They were selective about the type of corals they rubbed, noted wildlife biologist Angela Zeltner, a guest researcher at the University of Zurich who spent the next 13 years trying to unravel the bewildering behavior.
The results of her comprehensive research on the 360 Dolphin community were published Thursday.
By observing dolphins and studying the properties of corals, Zeltner and her colleagues discovered that dolphins seem to use the reef as a medicine box: the bioactive compounds in the mucus released by two different species of corals and sea sponges. Possibly helping dolphins protect their skin.
It took Ziltener years of diving with the local dolphin population to gain their trust. “You have to kind of adopt the dolphins,” she said. “It took time to see all their secrets.”
Dolphins only scratch against the gorgonian coral known as Rumphella aggregata, and the leathery coral Sarcophyton sp. , and the sea sponge Ircinia sp. Ziltener noted. Moreover, they used living organisms in different ways.
With leathery coral and sponge – They are more compact and firmer in texture than soft Georgian coral branches – the study found that dolphins tend to push an isolated part of their body inward and wrap it around. In turn, they inserted their entire body into the Gorgonian reef several times, rubbing several parts of the body at once.
The dolphin’s rubbing behavior on gorgoning reefs, called gorgoning, was first revealed by Ziltener’s research in 2017 in the BBC’s “Blue Planet II” and a number of other nature documentaries. However, this is the first time that a detailed study of the behavior has been published in a scientific journal.
When in groups, the dolphins often line up and take turns rubbing against the gorgonian corals. interacts with Coral skinning did not appear to have been a group activity.
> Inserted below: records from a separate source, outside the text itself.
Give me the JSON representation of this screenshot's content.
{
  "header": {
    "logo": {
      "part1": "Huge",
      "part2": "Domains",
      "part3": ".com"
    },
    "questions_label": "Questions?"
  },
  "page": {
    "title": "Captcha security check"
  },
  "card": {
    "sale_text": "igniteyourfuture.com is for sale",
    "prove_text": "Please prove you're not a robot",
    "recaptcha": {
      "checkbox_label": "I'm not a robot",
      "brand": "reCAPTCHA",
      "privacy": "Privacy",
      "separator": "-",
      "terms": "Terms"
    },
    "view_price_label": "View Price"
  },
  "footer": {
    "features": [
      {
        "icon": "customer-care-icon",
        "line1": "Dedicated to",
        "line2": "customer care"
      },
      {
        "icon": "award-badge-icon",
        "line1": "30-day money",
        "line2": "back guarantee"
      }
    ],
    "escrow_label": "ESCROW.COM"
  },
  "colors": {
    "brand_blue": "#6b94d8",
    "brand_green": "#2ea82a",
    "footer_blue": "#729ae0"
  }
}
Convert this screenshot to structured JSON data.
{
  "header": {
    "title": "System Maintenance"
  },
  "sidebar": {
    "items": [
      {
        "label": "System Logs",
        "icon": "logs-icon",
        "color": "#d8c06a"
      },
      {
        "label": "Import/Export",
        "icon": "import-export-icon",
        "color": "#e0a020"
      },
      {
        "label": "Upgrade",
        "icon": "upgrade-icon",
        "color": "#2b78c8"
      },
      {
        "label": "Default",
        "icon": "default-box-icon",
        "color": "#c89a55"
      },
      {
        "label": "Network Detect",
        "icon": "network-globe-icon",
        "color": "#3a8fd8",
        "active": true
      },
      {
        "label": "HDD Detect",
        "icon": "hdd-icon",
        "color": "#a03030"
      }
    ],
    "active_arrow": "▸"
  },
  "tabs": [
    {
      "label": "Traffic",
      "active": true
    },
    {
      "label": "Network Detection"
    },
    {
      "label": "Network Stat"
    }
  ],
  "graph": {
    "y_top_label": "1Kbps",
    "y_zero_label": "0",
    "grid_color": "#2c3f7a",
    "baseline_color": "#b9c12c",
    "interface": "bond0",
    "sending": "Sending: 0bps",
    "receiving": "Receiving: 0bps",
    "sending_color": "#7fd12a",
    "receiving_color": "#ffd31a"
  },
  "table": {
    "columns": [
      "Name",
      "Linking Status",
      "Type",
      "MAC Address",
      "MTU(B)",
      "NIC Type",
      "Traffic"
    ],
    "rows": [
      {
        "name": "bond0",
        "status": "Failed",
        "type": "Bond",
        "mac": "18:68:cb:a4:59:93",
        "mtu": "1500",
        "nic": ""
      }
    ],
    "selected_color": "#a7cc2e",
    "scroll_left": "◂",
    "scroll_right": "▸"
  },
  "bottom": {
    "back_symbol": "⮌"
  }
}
With leathery coral, the dolphin would sometimes pick it up from the ground and hold it in its mouth for a few minutes, swinging it around—an action that caused compounds to seep out of the coral and spread around the dolphin’s head, staining it yellow-green.
Because the reefs are protected, the team got permission to take small samples – just one centimeter – From coral reefs and sea sponge used by dolphins. Analysis of the study found that these organisms contain 17 biocomplexes, which have different properties, such as antibacterial, antioxidant or hormonal properties, said co-author Gertrude Morlock, analytical chemist and University Professor Food Science at Justus Liebig-Giesen University in Germany.
The three different living things It showed similar and some different effects, Morlock said.
“The common factor was that all three had a wealth of antibacterial and antimicrobial activities. What was particular to the leather shed, for example, contained estrogen-like compounds while the other two were not.”
“We were surprised that there were so many (complexes),” she said. “We think[dolphins]clearly choose these substrates, and we’ve demonstrated that they contain bioactive compounds and when you come into contact with this[coral], Their skin is in direct contact with these molecules. “
Morlock explained that the purpose of the behavior is likely to regulate and protect the skin microbiome — somewhat similar to the way humans use skin cream. She said the research team had no conclusive evidence that dolphins were using coral as a form of medicine, although dolphins regularly suffer from fungal infections and rashes.
Not every dolphin in the capsule rubbed coral. Only young calves under a year old watch them, Zeltner said. This led the researchers To believe that behavior is learned, not innate.
“This ability to remember behaviors and their implications, and then repeat those behaviors to treat future skin problems adds (to) a wealth of evidence that dolphins are intelligent,” she said.
Dolphins have long been seen as highly intelligent animals capable of communicating and using tools, such as shells, to help them hunt. It’s possible for other marine animals to use coral in this way, Zeltner said, but it’s difficult to systematically monitor underwater animals.
Zeltner said dolphins often wake up from naps to perform the coral-rubbing behavior.
“It’s as if they are taking a shower and cleaning themselves before they go to sleep or wake up in the day,” she said.